Cellph Portrait appears to be my most prolific series. It only seems this way because of the accessibility of the evidence. There are no negatives to print, and its digital nature provides an ease of movement and exposer film does not. The process is swift and mobile — no scans, no darkroom. And in the case of the cellphone, the tool is also the method of display for the images, the two echoing the other. Unless a print is made, then they separate, but I prefer them as a unit.
Like the self-portraits, this project began out of a desire to create when I had no one to pose for me. It became more intimate and exploratory in its immediacy since I didn't use a tripod and rarely framed the shot because I couldn't see what I was photographing. Photographing with my digital camera was relegated to weddings or commercial work. Fine art was reserved for film only. I still prefer film; it captures details and nuance of light I still don't see in digital. But this project freed me from film in a way I had yet to experience, and I was surprised and delighted by it. So before selfies and the explosion of social media, I was quietly documenting my persona with my cell phone camera.

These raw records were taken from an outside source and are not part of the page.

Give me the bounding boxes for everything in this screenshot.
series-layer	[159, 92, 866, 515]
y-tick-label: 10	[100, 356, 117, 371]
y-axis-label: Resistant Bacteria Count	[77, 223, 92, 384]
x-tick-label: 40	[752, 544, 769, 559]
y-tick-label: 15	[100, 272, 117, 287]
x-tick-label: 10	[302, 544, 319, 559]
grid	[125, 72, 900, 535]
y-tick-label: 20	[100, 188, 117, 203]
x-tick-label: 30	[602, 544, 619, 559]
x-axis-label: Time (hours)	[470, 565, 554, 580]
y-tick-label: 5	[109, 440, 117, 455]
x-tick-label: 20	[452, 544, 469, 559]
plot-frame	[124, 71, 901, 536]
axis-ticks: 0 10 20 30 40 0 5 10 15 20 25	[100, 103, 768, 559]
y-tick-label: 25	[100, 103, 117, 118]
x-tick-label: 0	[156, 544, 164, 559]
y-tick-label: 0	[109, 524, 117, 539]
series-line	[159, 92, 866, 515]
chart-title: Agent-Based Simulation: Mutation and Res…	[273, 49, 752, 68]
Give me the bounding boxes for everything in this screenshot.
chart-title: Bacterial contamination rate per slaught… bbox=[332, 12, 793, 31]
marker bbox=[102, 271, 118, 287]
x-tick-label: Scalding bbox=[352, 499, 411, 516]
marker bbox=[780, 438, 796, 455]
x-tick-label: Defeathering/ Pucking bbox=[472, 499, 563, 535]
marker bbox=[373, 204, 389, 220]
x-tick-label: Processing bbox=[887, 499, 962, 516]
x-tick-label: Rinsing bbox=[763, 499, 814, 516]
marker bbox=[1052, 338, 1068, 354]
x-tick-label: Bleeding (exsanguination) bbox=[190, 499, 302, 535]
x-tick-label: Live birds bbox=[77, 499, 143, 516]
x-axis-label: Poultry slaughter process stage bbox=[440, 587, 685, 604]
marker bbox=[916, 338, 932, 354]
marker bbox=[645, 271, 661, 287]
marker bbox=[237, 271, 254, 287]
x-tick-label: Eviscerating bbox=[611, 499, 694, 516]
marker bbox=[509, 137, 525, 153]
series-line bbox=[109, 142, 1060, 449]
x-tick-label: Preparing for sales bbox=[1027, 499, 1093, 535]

It became quickly became therapeutic.
As processes go, I began to you find ways to layer the work. I employed movement as my primary tool. Some digital cameras can pick up on ambient light in a way film doesn't, and I explored the push/pull, depth/breadth of my camera phone. I was increasingly interested by how far I could push my cell phone camera — I started out with an LG flip phone and then upgraded to an LG Chocolate. And I couldn’t get away without sometimes setting up the shot and photographing using the timer on the phone. What the images lost in impulse, they gained in recess.

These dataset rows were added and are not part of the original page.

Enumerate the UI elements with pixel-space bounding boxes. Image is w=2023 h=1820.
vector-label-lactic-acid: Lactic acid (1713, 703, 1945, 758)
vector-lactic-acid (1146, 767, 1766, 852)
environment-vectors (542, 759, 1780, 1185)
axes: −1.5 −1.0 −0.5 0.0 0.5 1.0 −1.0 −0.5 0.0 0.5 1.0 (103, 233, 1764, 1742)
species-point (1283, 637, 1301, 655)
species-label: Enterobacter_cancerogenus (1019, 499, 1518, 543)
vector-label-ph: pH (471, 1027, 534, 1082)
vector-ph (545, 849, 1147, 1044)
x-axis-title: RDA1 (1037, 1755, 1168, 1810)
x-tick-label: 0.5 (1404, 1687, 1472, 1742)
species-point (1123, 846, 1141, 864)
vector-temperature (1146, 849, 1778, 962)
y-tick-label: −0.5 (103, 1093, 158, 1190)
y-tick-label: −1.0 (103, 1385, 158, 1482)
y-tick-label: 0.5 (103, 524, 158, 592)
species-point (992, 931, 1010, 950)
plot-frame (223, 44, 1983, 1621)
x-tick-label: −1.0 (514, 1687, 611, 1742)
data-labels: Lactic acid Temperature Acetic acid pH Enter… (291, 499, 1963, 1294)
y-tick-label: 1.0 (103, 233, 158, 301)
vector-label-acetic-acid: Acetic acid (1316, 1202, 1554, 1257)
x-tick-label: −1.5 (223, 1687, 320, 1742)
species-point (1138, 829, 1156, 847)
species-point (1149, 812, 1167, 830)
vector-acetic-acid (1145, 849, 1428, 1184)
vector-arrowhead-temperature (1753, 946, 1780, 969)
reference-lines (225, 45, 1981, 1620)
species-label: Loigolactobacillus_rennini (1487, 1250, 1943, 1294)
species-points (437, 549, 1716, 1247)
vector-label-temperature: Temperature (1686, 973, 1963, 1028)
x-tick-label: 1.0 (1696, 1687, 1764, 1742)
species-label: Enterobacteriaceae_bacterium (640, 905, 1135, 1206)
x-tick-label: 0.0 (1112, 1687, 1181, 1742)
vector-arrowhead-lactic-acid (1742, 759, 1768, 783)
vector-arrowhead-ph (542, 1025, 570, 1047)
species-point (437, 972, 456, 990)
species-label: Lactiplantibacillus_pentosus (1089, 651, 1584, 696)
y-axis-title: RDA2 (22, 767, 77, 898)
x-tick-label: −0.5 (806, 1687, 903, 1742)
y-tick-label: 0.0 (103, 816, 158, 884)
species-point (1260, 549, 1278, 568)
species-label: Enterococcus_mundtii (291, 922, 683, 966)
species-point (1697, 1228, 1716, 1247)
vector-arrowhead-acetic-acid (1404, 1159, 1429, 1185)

None of the photos have been altered. There were no apps available in 2006 to enhance the photos and I didn't have Photoshop or other photo editing software. I wanted the images to be as raw as when I took them: pixilated, overexposed, underexposed. And because I made this choice they provide their own transparency, immediacy, intimacy that can otherwise get lost when the editing process takes over.

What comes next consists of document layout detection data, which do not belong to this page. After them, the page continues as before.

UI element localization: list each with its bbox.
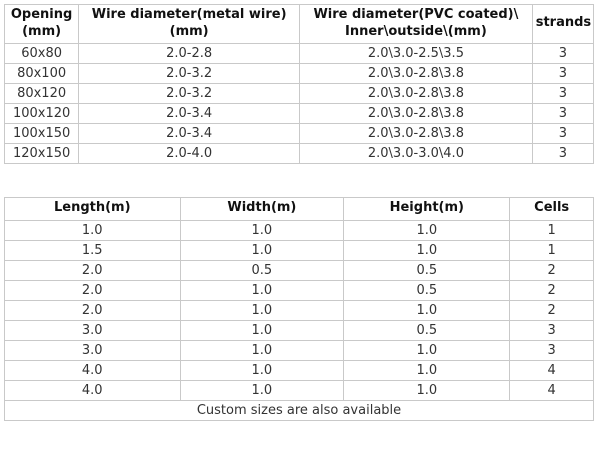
table-cell: 1.0 (179, 319, 345, 341)
table-cell: 3 (531, 82, 595, 104)
table-cell: 4.0 (4, 379, 181, 401)
wire-specification-table: Opening (mm) Wire diameter(metal wire) (m… (3, 4, 595, 164)
table-cell: 100x120 (3, 102, 80, 124)
table-cell: 1.0 (179, 279, 345, 301)
table-cell: 2.0-4.0 (78, 142, 301, 164)
table-cell: 3 (531, 142, 595, 164)
table-cell: 2.0-2.8 (78, 42, 301, 64)
table-row: 2.0 1.0 0.5 2 (4, 279, 594, 301)
table-row: 60x80 2.0-2.8 2.0\3.0-2.5\3.5 3 (3, 42, 595, 64)
column-header: Cells (509, 196, 594, 221)
table-cell: 4 (509, 379, 594, 401)
table-cell: 2.0\3.0-2.8\3.8 (299, 82, 533, 104)
table-cell: 1.0 (179, 379, 345, 401)
table-row: 100x150 2.0-3.4 2.0\3.0-2.8\3.8 3 (3, 122, 595, 144)
table-cell: 0.5 (343, 259, 511, 281)
table-cell: 0.5 (343, 279, 511, 301)
table-cell: 3 (531, 122, 595, 144)
panel-size-table: Length(m) Width(m) Height(m) Cells 1.0 1.0 1.0… (4, 196, 594, 421)
table-cell: 1.0 (4, 219, 181, 241)
column-header: Height(m) (343, 196, 511, 221)
table-cell: 1.0 (343, 239, 511, 261)
table-cell: 80x120 (3, 82, 80, 104)
header-row: Opening (mm) Wire diameter(metal wire) (m… (3, 4, 595, 44)
column-header: Wire diameter(metal wire) (mm) (78, 4, 301, 44)
table-cell: 2.0\3.0-2.8\3.8 (299, 62, 533, 84)
table-cell: 1.0 (179, 339, 345, 361)
table-row: 2.0 1.0 1.0 2 (4, 299, 594, 321)
table-cell: 3 (509, 339, 594, 361)
table-cell: 3.0 (4, 339, 181, 361)
table-cell: 2.0 (4, 299, 181, 321)
table-row: 120x150 2.0-4.0 2.0\3.0-3.0\4.0 3 (3, 142, 595, 164)
table-cell: 1.0 (343, 359, 511, 381)
column-header: Length(m) (4, 196, 181, 221)
table-cell: 2 (509, 259, 594, 281)
table-row: 4.0 1.0 1.0 4 (4, 379, 594, 401)
table-row: 3.0 1.0 1.0 3 (4, 339, 594, 361)
table-cell: 1.0 (179, 239, 345, 261)
table-cell: 2.0-3.2 (78, 62, 301, 84)
table-row: 80x120 2.0-3.2 2.0\3.0-2.8\3.8 3 (3, 82, 595, 104)
table-cell: 2.0\3.0-2.8\3.8 (299, 122, 533, 144)
table-cell: 2.0\3.0-2.8\3.8 (299, 102, 533, 124)
table-cell: 2.0-3.2 (78, 82, 301, 104)
table-cell: 3 (509, 319, 594, 341)
table-row: 3.0 1.0 0.5 3 (4, 319, 594, 341)
table-cell: 3 (531, 102, 595, 124)
column-header: strands (531, 4, 595, 44)
table-cell: 1.5 (4, 239, 181, 261)
table-cell: 3 (531, 62, 595, 84)
table-cell: 2.0\3.0-2.5\3.5 (299, 42, 533, 64)
table-cell: 2.0-3.4 (78, 102, 301, 124)
table-cell: 80x100 (3, 62, 80, 84)
table-cell: 1 (509, 219, 594, 241)
table-cell: 120x150 (3, 142, 80, 164)
table-cell: 4 (509, 359, 594, 381)
table-cell: 0.5 (343, 319, 511, 341)
table-row: 1.5 1.0 1.0 1 (4, 239, 594, 261)
table-cell: 2 (509, 299, 594, 321)
table-row: 1.0 1.0 1.0 1 (4, 219, 594, 241)
table-cell: 2.0 (4, 259, 181, 281)
table-cell: 3.0 (4, 319, 181, 341)
table-cell: 2.0-3.4 (78, 122, 301, 144)
table-cell: 1.0 (343, 379, 511, 401)
table-cell: 100x150 (3, 122, 80, 144)
table-cell: 1.0 (179, 219, 345, 241)
table-row: 100x120 2.0-3.4 2.0\3.0-2.8\3.8 3 (3, 102, 595, 124)
table-cell: 4.0 (4, 359, 181, 381)
table-cell: 2.0\3.0-3.0\4.0 (299, 142, 533, 164)
table-cell: 0.5 (179, 259, 345, 281)
footer-row: Custom sizes are also available (4, 399, 594, 421)
table-row: 4.0 1.0 1.0 4 (4, 359, 594, 381)
footer-note: Custom sizes are also available (4, 399, 594, 421)
table-cell: 1.0 (343, 299, 511, 321)
header-row: Length(m) Width(m) Height(m) Cells (4, 196, 594, 221)
table-cell: 1 (509, 239, 594, 261)
table-cell: 1.0 (179, 299, 345, 321)
table-row: 2.0 0.5 0.5 2 (4, 259, 594, 281)
table-cell: 3 (531, 42, 595, 64)
table-cell: 1.0 (179, 359, 345, 381)
table-cell: 1.0 (343, 339, 511, 361)
table-cell: 2 (509, 279, 594, 301)
column-header: Width(m) (179, 196, 345, 221)
column-header: Opening (mm) (3, 4, 80, 44)
table-cell: 60x80 (3, 42, 80, 64)
table-row: 80x100 2.0-3.2 2.0\3.0-2.8\3.8 3 (3, 62, 595, 84)
table-cell: 2.0 (4, 279, 181, 301)
column-header: Wire diameter(PVC coated)\ Inner\outside… (299, 4, 533, 44)
table-cell: 1.0 (343, 219, 511, 241)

After I purchasing my first Iphone, I have attempted to continue the series. But as the cameras on new phones have evolved in greater resolution, they lack a certain digital grit the previous phones mastered. The Iphone camera does not capture ambient light with the same radiance, nor does the shutter speed adapt in lower light and slow to a crawl like my older phones. I have installed apps with the ability to manipulate the exposures, but even with the adjustments the process lacks the same capture and somehow subtracts from the original approach, which was to take a photo the moment I was struck to do so, without warning — open the phone and, like a line a poetry suddenly inviting you to write it, take the photo and see where the line leads.
Below are examples of the images. As I reviewed and resized these for the website, I began to see how the influence of Renaissance and Baroque art as a teenager began to emerge in my twenties. At the time I had no idea what I was doing. I just wanted that sensation of capture, something akin to an addict wanting their fix.